Other inductees include Olympic champion Vince Matthews, coach Bob Timmons, and seven-time Boston Marathon winner Clarence Demar, who died in 1958.

They will be inducted — along with 2010 selection Craig Virgin — in a ceremony in St. Louis on Dec. 3.

Greene broke the world record for the 100 meters in 1999, when he ran 9.79 seconds. He wound up with four Summer Games medals, including two golds.

Devers won the women’s 100 at the 1992 and 1996 Olympics, and also helped the U.S. win the 400 relay in ’96. She also was superb at the 100 hurdles, including outdoor world championships in 1993, 1995 and 1999, but she hit the last obstacle while leading the 1992 Olympic final and crawled across the finish line in fifth place. At the 1996 Atlanta Games, she missed a medal by a hundredth of a second.

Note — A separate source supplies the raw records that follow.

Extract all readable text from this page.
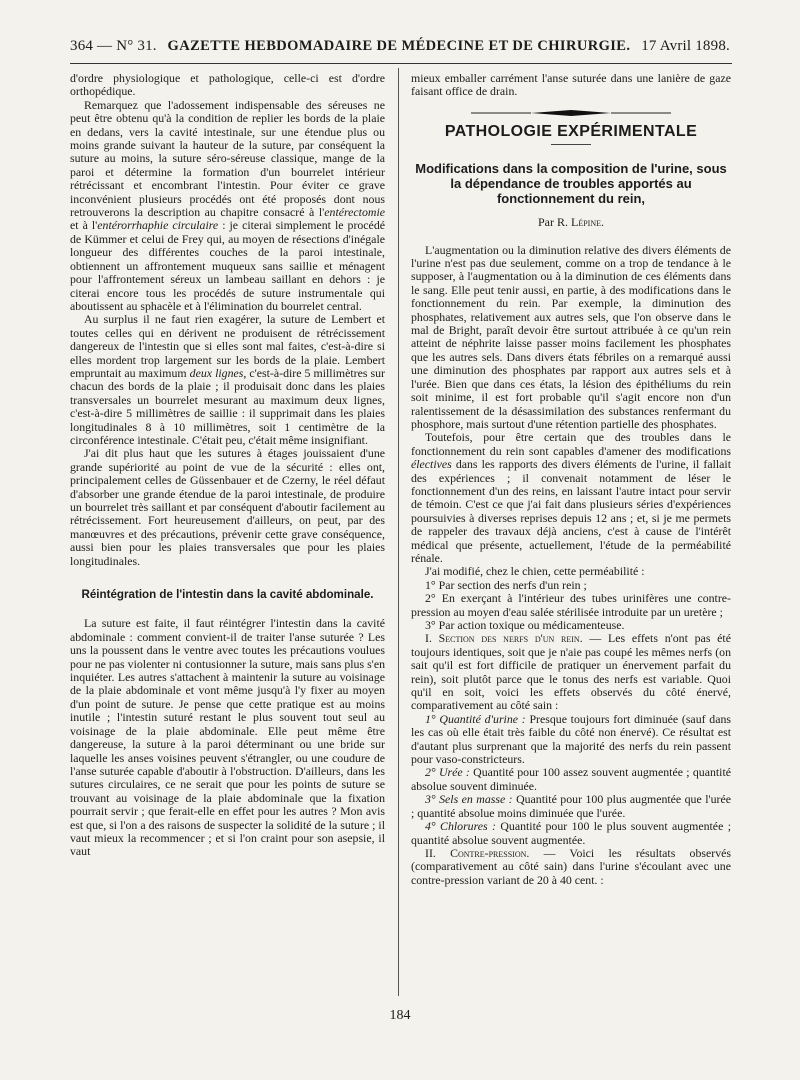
364 — N° 31. GAZETTE HEBDOMADAIRE DE MÉDECINE ET DE CHIRURGIE. 17 Avril 1898.

d'ordre physiologique et pathologique, celle-ci est d'ordre orthopédique.

Remarquez que l'adossement indispensable des séreuses ne peut être obtenu qu'à la condition de replier les bords de la plaie en dedans, vers la cavité intestinale, sur une étendue plus ou moins grande suivant la hauteur de la suture, par conséquent la suture au moins, la suture séro-séreuse classique, mange de la paroi et détermine la formation d'un bourrelet intérieur rétrécissant et encombrant l'intestin. Pour éviter ce grave inconvénient plusieurs procédés ont été proposés dont nous retrouverons la description au chapitre consacré à l'entérectomie et à l'entérorrhaphie circulaire : je citerai simplement le procédé de Kümmer et celui de Frey qui, au moyen de résections d'inégale longueur des différentes couches de la paroi intestinale, obtiennent un affrontement muqueux sans saillie et ménagent pour l'affrontement séreux un lambeau saillant en dehors : je citerai encore tous les procédés de suture instrumentale qui aboutissent au sphacèle et à l'élimination du bourrelet central.

Au surplus il ne faut rien exagérer, la suture de Lembert et toutes celles qui en dérivent ne produisent de rétrécissement dangereux de l'intestin que si elles sont mal faites, c'est-à-dire si elles mordent trop largement sur les bords de la plaie. Lembert empruntait au maximum deux lignes, c'est-à-dire 5 millimètres sur chacun des bords de la plaie ; il produisait donc dans les plaies transversales un bourrelet mesurant au maximum deux lignes, c'est-à-dire 5 millimètres de saillie : il supprimait dans les plaies longitudinales 8 à 10 millimètres, soit 1 centimètre de la circonférence intestinale. C'était peu, c'était même insignifiant.

J'ai dit plus haut que les sutures à étages jouissaient d'une grande supériorité au point de vue de la sécurité : elles ont, principalement celles de Güssenbauer et de Czerny, le réel défaut d'absorber une grande étendue de la paroi intestinale, de produire un bourrelet très saillant et par conséquent d'aboutir facilement au rétrécissement. Fort heureusement d'ailleurs, on peut, par des manœuvres et des précautions, prévenir cette grave conséquence, aussi bien pour les plaies transversales que pour les plaies longitudinales.

Réintégration de l'intestin dans la cavité abdominale.

La suture est faite, il faut réintégrer l'intestin dans la cavité abdominale : comment convient-il de traiter l'anse suturée ? Les uns la poussent dans le ventre avec toutes les précautions voulues pour ne pas violenter ni contusionner la suture, mais sans plus s'en inquiéter. Les autres s'attachent à maintenir la suture au voisinage de la plaie abdominale et vont même jusqu'à l'y fixer au moyen d'un point de suture. Je pense que cette pratique est au moins inutile ; l'intestin suturé restant le plus souvent tout seul au voisinage de la plaie abdominale. Elle peut même être dangereuse, la suture à la paroi déterminant ou une bride sur laquelle les anses voisines peuvent s'étrangler, ou une coudure de l'anse suturée capable d'aboutir à l'obstruction. D'ailleurs, dans les sutures circulaires, ce ne serait que pour les points de suture se trouvant au voisinage de la plaie abdominale que la fixation pourrait servir ; que ferait-elle en effet pour les autres ? Mon avis est que, si l'on a des raisons de suspecter la solidité de la suture ; il vaut mieux la recommencer ; et si l'on craint pour son asepsie, il vaut

mieux emballer carrément l'anse suturée dans une lanière de gaze faisant office de drain.

PATHOLOGIE EXPÉRIMENTALE
Modifications dans la composition de l'urine, sous la dépendance de troubles apportés au fonctionnement du rein,
Par R. Lépine.

L'augmentation ou la diminution relative des divers éléments de l'urine n'est pas due seulement, comme on a trop de tendance à le supposer, à l'augmentation ou à la diminution de ces éléments dans le sang. Elle peut tenir aussi, en partie, à des modifications dans le fonctionnement du rein. Par exemple, la diminution des phosphates, relativement aux autres sels, que l'on observe dans le mal de Bright, paraît devoir être surtout attribuée à ce qu'un rein atteint de néphrite laisse passer moins facilement les phosphates que les autres sels. Dans divers états fébriles on a remarqué aussi une diminution des phosphates par rapport aux autres sels et à l'urée. Bien que dans ces états, la lésion des épithéliums du rein soit minime, il est fort probable qu'il s'agit encore non d'un ralentissement de la désassimilation des substances renfermant du phosphore, mais surtout d'une rétention partielle des phosphates.

Toutefois, pour être certain que des troubles dans le fonctionnement du rein sont capables d'amener des modifications électives dans les rapports des divers éléments de l'urine, il fallait des expériences ; il convenait notamment de léser le fonctionnement d'un des reins, en laissant l'autre intact pour servir de témoin. C'est ce que j'ai fait dans plusieurs séries d'expériences poursuivies à diverses reprises depuis 12 ans ; et, si je me permets de rappeler des travaux déjà anciens, c'est à cause de l'intérêt médical que présente, actuellement, l'étude de la perméabilité rénale.

J'ai modifié, chez le chien, cette perméabilité :

1° Par section des nerfs d'un rein ;

2° En exerçant à l'intérieur des tubes urinifères une contre-pression au moyen d'eau salée stérilisée introduite par un uretère ;

3° Par action toxique ou médicamenteuse.

I. Section des nerfs d'un rein. — Les effets n'ont pas été toujours identiques, soit que je n'aie pas coupé les mêmes nerfs (on sait qu'il est fort difficile de pratiquer un énervement parfait du rein), soit plutôt parce que le tonus des nerfs est variable. Quoi qu'il en soit, voici les effets observés du côté énervé, comparativement au côté sain :

1° Quantité d'urine : Presque toujours fort diminuée (sauf dans les cas où elle était très faible du côté non énervé). Ce résultat est d'autant plus surprenant que la majorité des nerfs du rein passent pour vaso-constricteurs.

2° Urée : Quantité pour 100 assez souvent augmentée ; quantité absolue souvent diminuée.

3° Sels en masse : Quantité pour 100 plus augmentée que l'urée ; quantité absolue moins diminuée que l'urée.

4° Chlorures : Quantité pour 100 le plus souvent augmentée ; quantité absolue souvent augmentée.

II. Contre-pression. — Voici les résultats observés (comparativement au côté sain) dans l'urine s'écoulant avec une contre-pression variant de 20 à 40 cent. :

184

Devers — known for her long, flashy fingernails — competed past her 40th birthday.

She called her election to the Hall of Fame “a great honor.”

“When I initially heard, I said, ‘Oh, my goodness. I wonder if that means I can’t compete anymore since I’ve never officially retired?” Devers said with a laugh.

Matthews was a member of the 1,600 relay team that won the gold medal at the 1968 Olympics in a world-record time of 2 minutes, 56.16 seconds — a mark that stood for 24 years. He also won the 400 at the 1972 Olympics.

“To tell the truth, I wanted it, but I had kind of given up on the thought that it was going to come my way,” Matthews said about entering the Hall of Fame. “So when it did come my way, it came as a surprise — and a good one.”

Timmons coached seven Olympians and 16 world-record holders. Among his athletes: Jim Ryun and Al Oerter.